Single by Jil Caplan

from the album La Charmeuse de serpents
- B-side: "Ta Voix"
- Released: March 1991
- Recorded: 1990
- Genre: Pop
- Label: Epic, Sony Music
- Songwriter(s): Jay Alansky
- Producer(s): Jay Alansky

Jil Caplan singles chronology
| "Tard dans la nuit" (1989) | "Tout c'qui nous sépare" (1991) | "Natalie Wood" (1991) |

= Tout c'qui nous sépare =

"Tout c'qui nous sépare" (English: "All That Separates Us") is a 1991 pop song recorded by French singer Jil Caplan, released as CD single in March 1991. It was the first single from her second studio album, La Charmeuse de serpents, released a few months earlier, on which it appeared as second track. Written and composed by Jay Alansky, the song became a top ten hit in France and remains Caplan's most successful single in terms of sales and chart performances. It was later included on the singer's 1998 greatest hits album, Jours de fête.

==Background, music and lyrics==
When she listened to the song for the first time, Caplan said: "It [was] a love at first sight. I love this song deeply, its lyrics, its images. (...) It is a perfect echo of my journey in the American West." Composer and producer Jay Alansky, who felt that the song was a potential hit, had stage fright when he recorded the guitar in the studio and thus had to restart several times.

The music video was shot in 1991 in the United States, in the Canyon de Chelly and on the shores of the Lake Powell, Utah. It was directed by Éric Mulet and is composed images showing Caplan in a funfair and in natural settings.

According to Elia Habib, an expert of French charts, "the characteristic timbre of the singer gets married with the sound of a special slide guitar and a harmonica. (...) [The] song chorus [is] marked by a changing chorus, showing solidarity with the verses in which it fits closely and continuity". Regarding the theme, the French newspaper Libération said the song "talks about a separation through sound words, without falling into sadness".

In 2007, sixteen years after the release of the song, Caplan said: "I absolutely do not deny this song which was pretty well built. It has luminous lyrics, which for me is the memory of a great time." In 2011, she proved it by covering the song in a more acoustic version on her album Revue which was released on 3 May 2011.

==Critical reception==
"Tout c'qui nous sépare" was frequently aired on French radios and Caplan reached her peak of popularity. The song helped Caplan to win an award at the Victoires de la Musique in 1992 in the category 'popular music female révélation of the year'. On this occasion, she performed the song in a live version.

When reviewing the parent album, Music & Media stated that the song is "an interesting mix of typical chanson and C&W. The slide guitar of the very talented Yann Pechin and the harmonica of Baco Mikaelian give the song a greater emotional depth".

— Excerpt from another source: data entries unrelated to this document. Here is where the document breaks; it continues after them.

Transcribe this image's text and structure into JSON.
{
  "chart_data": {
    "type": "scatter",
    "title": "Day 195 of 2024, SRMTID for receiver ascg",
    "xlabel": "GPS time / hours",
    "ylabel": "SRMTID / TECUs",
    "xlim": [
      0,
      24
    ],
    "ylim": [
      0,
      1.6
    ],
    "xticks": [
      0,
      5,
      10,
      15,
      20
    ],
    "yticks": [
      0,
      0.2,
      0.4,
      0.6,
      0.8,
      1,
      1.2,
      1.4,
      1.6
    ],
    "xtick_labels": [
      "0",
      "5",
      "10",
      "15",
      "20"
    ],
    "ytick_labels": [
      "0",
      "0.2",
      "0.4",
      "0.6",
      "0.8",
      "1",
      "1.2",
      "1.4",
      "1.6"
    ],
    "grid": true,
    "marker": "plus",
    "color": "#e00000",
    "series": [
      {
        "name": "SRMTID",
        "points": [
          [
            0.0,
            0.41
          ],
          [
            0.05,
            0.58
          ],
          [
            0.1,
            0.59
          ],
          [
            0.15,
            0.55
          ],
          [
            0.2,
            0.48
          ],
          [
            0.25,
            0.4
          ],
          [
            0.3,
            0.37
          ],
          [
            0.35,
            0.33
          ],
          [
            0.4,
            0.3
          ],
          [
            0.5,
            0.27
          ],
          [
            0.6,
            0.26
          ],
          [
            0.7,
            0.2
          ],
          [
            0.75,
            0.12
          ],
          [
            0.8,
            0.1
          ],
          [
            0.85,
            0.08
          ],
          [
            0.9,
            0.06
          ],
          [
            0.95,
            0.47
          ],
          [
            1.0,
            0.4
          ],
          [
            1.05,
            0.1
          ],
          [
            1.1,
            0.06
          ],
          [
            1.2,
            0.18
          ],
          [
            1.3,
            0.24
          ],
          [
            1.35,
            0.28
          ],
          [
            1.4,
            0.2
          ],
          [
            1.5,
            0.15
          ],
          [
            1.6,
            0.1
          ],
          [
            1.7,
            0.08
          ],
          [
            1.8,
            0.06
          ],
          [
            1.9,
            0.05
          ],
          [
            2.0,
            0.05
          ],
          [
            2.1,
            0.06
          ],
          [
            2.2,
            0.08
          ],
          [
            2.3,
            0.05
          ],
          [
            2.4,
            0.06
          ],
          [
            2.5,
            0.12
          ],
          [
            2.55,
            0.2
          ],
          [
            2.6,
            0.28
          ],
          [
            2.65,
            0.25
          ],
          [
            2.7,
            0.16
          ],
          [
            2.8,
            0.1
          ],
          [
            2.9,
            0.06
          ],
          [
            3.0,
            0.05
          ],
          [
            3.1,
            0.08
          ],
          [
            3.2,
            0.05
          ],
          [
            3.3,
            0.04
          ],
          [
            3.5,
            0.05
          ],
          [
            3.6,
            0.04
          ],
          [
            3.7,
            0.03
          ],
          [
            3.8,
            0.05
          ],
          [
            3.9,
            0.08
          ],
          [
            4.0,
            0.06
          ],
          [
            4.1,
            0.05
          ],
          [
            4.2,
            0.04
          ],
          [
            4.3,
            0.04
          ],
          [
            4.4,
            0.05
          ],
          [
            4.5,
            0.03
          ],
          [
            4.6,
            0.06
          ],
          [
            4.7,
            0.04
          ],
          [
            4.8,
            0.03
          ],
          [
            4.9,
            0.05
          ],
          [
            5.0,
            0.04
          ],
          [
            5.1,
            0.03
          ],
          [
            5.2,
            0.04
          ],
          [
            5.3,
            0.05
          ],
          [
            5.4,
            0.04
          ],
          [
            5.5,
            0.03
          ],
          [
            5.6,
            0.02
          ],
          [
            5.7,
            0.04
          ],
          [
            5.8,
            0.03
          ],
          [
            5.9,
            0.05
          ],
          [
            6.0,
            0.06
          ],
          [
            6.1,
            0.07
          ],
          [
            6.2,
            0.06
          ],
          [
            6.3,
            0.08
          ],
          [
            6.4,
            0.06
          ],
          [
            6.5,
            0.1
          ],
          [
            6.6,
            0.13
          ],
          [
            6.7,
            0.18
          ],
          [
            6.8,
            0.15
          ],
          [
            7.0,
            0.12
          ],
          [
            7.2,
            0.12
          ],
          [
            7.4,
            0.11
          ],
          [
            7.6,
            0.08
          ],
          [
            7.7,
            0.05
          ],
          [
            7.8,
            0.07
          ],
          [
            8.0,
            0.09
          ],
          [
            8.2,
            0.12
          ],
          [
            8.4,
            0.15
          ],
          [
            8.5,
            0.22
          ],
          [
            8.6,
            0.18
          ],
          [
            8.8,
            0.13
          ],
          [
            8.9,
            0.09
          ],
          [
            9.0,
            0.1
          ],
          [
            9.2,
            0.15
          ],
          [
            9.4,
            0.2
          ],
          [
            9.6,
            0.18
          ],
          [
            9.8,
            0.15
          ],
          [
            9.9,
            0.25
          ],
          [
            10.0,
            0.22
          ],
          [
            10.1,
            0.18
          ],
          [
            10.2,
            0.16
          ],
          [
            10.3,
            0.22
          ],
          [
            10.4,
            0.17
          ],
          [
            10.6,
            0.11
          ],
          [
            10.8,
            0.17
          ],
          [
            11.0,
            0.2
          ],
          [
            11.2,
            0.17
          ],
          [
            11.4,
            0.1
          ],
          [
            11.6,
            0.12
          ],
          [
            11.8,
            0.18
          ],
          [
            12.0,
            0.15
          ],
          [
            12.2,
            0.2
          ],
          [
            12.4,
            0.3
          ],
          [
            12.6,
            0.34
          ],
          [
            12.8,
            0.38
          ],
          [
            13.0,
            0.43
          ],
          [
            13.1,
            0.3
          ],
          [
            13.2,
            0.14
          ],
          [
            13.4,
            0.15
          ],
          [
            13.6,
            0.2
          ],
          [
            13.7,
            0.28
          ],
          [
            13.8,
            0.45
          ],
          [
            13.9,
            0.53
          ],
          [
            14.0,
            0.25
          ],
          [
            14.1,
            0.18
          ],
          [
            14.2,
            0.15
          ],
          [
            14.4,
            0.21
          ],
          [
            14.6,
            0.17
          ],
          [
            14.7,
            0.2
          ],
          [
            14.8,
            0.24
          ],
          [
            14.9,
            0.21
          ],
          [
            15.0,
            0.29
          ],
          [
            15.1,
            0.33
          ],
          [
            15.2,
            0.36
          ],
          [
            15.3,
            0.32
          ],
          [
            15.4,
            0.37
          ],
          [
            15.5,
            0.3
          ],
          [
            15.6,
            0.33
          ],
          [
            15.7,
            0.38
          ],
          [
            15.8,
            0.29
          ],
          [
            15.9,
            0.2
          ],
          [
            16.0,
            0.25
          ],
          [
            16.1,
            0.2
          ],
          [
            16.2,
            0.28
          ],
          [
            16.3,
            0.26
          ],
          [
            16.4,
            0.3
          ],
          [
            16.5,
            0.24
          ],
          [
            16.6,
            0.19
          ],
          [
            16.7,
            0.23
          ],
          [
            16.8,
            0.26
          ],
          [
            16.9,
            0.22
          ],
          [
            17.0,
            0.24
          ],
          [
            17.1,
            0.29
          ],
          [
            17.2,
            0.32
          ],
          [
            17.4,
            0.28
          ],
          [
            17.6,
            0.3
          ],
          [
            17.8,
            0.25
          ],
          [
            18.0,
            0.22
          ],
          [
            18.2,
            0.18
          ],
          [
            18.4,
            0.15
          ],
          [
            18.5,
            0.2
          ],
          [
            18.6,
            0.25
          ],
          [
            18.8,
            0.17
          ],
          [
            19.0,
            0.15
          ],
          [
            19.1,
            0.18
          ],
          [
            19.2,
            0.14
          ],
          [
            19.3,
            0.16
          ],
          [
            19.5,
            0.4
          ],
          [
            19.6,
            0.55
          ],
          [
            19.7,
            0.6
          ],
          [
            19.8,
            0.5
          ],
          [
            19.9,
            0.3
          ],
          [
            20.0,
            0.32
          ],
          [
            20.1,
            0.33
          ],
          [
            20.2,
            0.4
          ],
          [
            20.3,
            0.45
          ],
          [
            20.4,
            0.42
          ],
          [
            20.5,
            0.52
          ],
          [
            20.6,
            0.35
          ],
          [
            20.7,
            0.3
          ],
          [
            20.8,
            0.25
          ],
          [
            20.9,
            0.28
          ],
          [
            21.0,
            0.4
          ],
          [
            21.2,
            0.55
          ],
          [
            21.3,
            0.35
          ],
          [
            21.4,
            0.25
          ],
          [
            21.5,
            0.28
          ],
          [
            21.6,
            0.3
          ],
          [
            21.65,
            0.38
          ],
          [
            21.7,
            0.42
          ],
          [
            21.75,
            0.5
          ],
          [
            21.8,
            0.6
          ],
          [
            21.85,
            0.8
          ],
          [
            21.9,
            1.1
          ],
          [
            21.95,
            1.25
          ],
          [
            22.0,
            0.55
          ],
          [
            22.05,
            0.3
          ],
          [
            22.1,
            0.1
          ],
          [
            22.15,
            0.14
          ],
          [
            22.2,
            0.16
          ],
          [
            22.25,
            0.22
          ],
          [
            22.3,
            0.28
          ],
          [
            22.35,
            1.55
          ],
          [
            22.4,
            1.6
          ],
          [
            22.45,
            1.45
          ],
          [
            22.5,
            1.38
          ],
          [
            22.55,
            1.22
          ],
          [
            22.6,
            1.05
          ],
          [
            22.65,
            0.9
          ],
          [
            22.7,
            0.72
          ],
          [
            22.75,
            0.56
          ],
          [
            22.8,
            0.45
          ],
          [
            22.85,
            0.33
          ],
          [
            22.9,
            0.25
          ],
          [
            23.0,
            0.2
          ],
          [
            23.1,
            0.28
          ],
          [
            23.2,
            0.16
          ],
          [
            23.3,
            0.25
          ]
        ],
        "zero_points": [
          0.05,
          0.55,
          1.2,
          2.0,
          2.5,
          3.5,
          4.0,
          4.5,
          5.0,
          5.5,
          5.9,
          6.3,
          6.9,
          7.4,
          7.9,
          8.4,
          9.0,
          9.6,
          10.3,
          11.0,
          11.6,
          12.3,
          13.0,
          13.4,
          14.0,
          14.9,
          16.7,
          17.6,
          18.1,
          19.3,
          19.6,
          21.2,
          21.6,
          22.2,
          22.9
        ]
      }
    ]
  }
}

In France, the song can be deemed as a sleeper hit, as it debuted at number 50 on 23 March 1991 and finally peaked at number six for two non-consecutive weeks. The song totalled seven weeks in the top ten and 18 weeks in the top 50. The same year, it earned a silver disc, awarded by the Syndicat National de l'Édition Phonographique, for 125,000 units.

==Cover version==
In December 2010, French singer La Fiancée released an EP on which the second track is a cover version of "Tout c'qui nous sépare".

==Track listings==
- CD single
1. "Tout c'qui nous sépare" – 4:20
2. "Ta voix" – 3:58

- 7" single
3. "Tout c'qui nous sépare" – 4:20
4. "Ta voix" – 3:58

==Charts and sales==

===Weekly charts===

| Chart (1991) | Peak position |
|---|---|
| Europe (European Airplay Top 50) | 44 |
| Europe (Eurochart Hot 100 Singles) | 36 |
| France (Airplay Chart [AM Stations]) | 4 |
| France (SNEP) | 6 |

===Certifications===

Certifications for "Tout c'qui nous sépare"
| Region | Certification | Certified units/sales |
| France (SNEP) | Silver | 125,000^{*} |
^{*} Sales figures based on certification alone.